И вот за это выражение, за черные глаза, за чинный нрав, а больше за то, чего нам, мужикам, и вовек не понять, полюбила его Акулинья. А была та Акулинья до того видна, умна и работяща, что, как говорится, нигде не сказать и ничем не описать - все равно не поверят. Женихи за ней табунами ходили, а она за Шпака уцепилась. Проходу не дает, все просится:
- Возьми меня замуж! Возьми, говорю!
Вот до чего она ум потеряла! И это в те времена, когда до этого дела великая строгость была... Только ей все равно! Уцепилась и не отстает.

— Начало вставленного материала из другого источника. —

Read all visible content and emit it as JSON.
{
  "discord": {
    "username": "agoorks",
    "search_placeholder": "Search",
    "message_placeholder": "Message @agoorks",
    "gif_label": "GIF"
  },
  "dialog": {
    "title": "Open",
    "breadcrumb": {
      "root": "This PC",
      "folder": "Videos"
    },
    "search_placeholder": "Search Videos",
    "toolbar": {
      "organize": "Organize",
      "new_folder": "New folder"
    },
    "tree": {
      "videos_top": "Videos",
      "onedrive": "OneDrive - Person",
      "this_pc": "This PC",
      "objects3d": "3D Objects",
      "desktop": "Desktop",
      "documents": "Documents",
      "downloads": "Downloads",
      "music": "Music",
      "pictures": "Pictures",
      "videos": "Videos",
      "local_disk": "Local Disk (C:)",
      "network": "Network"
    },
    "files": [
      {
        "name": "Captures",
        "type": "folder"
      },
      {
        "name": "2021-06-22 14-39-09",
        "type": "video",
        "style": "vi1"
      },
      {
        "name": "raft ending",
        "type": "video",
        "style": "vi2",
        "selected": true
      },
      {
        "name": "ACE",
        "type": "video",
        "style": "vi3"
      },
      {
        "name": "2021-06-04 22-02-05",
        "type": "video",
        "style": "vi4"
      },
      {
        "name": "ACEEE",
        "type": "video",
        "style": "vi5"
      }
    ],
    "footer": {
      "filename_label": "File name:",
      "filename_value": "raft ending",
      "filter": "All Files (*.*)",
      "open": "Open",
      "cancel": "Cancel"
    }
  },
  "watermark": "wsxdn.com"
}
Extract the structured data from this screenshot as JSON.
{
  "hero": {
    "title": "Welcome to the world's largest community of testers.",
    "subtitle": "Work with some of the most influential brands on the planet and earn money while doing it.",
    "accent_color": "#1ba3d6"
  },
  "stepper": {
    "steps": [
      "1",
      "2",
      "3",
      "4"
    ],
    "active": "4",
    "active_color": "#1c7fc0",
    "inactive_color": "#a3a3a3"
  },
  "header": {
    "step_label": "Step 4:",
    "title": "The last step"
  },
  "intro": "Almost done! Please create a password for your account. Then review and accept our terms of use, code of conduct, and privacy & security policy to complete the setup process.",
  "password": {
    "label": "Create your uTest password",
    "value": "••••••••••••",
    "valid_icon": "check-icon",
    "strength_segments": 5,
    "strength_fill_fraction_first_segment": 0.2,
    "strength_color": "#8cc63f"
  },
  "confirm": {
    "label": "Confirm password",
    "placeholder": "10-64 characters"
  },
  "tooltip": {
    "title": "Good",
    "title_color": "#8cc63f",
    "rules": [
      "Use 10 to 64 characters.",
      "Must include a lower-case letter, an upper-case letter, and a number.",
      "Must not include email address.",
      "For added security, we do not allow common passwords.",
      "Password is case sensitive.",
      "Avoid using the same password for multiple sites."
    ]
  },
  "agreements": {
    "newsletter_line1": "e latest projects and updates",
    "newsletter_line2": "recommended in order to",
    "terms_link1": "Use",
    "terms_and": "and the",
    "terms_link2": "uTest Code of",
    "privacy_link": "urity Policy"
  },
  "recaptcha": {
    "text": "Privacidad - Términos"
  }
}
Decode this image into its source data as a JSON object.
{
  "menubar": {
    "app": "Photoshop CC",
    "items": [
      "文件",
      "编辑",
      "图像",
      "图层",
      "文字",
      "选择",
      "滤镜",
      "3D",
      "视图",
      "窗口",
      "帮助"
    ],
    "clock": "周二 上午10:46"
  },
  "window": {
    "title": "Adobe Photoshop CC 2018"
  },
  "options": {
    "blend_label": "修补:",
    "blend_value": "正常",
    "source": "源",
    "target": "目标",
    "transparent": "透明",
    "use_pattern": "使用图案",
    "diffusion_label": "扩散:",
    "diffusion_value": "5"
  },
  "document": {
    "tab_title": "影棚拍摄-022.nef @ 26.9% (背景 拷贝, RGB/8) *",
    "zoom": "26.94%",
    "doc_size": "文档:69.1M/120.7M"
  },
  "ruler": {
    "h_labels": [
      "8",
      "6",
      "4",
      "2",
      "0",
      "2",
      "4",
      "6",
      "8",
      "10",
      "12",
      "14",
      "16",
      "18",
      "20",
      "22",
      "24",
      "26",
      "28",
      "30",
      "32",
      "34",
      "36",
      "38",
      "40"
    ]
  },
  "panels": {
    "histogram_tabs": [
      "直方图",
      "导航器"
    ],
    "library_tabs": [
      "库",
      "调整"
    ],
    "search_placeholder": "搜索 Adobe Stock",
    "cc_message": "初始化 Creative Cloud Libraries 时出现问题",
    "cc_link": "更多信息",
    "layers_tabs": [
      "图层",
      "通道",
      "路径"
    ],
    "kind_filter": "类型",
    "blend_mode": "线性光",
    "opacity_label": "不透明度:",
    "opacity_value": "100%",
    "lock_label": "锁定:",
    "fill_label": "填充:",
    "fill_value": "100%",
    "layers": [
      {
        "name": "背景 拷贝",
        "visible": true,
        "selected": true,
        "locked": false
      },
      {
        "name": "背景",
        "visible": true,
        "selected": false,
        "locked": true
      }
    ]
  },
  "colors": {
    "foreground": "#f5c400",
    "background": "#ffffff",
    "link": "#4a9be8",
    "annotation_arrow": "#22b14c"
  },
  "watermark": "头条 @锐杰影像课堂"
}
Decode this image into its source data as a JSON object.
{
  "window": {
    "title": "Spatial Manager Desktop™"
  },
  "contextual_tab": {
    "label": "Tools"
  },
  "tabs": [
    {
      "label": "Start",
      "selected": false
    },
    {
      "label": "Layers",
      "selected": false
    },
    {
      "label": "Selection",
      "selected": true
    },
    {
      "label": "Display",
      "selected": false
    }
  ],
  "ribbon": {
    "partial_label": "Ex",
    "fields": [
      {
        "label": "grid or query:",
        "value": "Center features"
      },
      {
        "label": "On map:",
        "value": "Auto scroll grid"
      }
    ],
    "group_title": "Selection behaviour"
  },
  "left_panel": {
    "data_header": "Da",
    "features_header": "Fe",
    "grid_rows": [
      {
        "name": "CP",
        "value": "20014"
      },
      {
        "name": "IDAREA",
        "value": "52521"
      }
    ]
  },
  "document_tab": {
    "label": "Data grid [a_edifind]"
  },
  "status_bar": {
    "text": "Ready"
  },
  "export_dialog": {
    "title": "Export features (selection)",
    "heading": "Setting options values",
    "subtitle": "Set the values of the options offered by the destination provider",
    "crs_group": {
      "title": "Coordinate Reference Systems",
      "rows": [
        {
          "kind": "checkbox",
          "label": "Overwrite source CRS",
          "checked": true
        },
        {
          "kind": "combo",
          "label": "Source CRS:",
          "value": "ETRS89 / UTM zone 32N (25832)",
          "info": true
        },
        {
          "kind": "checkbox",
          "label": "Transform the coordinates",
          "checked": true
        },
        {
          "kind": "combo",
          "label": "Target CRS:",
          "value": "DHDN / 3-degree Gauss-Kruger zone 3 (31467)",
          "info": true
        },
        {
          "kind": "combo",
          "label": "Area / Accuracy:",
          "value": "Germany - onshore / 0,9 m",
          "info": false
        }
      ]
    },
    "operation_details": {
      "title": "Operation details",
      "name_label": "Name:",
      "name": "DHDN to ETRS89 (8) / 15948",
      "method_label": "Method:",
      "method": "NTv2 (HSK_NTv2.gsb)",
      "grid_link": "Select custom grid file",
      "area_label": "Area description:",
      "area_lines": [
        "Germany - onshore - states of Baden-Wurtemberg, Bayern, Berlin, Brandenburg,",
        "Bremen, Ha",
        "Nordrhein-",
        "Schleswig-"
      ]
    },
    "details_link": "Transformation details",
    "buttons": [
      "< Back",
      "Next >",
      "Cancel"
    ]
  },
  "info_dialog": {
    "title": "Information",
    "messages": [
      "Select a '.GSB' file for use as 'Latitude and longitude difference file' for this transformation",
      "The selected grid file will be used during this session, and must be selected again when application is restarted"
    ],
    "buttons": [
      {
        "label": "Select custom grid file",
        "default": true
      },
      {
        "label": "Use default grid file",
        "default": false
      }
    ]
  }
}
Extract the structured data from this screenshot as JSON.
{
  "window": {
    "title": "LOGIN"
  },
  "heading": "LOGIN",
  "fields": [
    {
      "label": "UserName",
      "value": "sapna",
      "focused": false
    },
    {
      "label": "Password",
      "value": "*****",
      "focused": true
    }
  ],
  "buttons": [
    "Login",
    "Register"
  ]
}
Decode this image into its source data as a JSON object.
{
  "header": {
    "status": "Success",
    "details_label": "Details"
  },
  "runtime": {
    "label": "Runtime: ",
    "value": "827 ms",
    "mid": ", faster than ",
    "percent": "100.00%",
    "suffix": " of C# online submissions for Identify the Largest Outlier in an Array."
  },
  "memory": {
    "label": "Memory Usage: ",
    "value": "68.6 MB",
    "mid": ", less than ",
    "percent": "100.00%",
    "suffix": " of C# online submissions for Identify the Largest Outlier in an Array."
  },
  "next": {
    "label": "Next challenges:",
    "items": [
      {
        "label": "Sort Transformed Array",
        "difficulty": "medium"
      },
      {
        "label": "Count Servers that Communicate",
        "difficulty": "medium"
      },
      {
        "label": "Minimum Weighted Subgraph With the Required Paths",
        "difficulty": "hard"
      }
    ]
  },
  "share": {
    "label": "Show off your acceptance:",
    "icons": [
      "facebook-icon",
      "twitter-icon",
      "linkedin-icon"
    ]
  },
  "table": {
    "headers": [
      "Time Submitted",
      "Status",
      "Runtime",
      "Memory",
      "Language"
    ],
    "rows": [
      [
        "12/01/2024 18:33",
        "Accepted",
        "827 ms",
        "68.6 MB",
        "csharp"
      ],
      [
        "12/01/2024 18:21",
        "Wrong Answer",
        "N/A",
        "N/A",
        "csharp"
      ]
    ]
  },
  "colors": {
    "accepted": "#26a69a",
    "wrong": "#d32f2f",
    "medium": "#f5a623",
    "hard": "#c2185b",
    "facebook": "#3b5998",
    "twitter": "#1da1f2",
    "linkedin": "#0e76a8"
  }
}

- Возьми! Возьми! - кричит.
Шпак и так. Шпак и этак. Я, мол, гол, неимущ, бродящ, неработящ... Не отступается! Тогда признался он:
- Люба ты мне, ох как люба! Но не могу я. У меня в Шамбале есть супруга, при ней трое деток. Как же им без меня?
Тогда Акулинья:
- А ты просто возьми, и без замужа. Я за тобою ходить буду, досматривать, от холода скрывать, от голода кормить. Мне моя девичья честь ни к чему не нужна, мне бы только с тобой, а иначе помру.
Подумал Шпак и отвечает:
- Ладно, подожди маленько.
А дело было на околице. Акулинья села ждать, а Шпак к ее родителю зашел. Там четверть выпили, поговорили, потом Шпак вышел и сказал:
- А у тебя сваты сидят. От Рюхи Гладкого, - и внимательно так посмотрел.
Акулинья глаза закатила, упала... а после румянец на обе щеки набежал и очнулась.
- Спасибо, - сказала, - спасибо, - поднялась и ушла припеваючи.
А через две недели свадьбу сгуляли. Жених с невестой счастливы, целуются, а гости Шпака прославляют, тот чинно восхваленья принимает. А потом в первый раз отказался он книжку читать - за шапку и в дверь.
Отошел подальше, в лопухи упал, две ночи пролежал.
Акулинье про то не сказали, а бабы ходили. Придут, постоят, платочками утрутся, молочка ему оставят, хлеба... Он ничего не брал. Лежал, молчал и головы не поднимал.
Потом ушел. Решили - насовсем.
Нет, появился! Ходит, лечит и книжку читает. И улыбается даже, только вот как-то... не скажу, чтоб очень весело.
И тут прослышали про лекаря такие, которым это вовсе ни к чему. Прослышали и принялись ловить. Да только за него весь простой народец заступается: укрывает, упреждает...
Одного раза упредить не успели. Взяли Шпака, в холодную замкнули, дали знать в губернию. Чтоб оттуда, значит, приехали, справедливо осудили и повесили.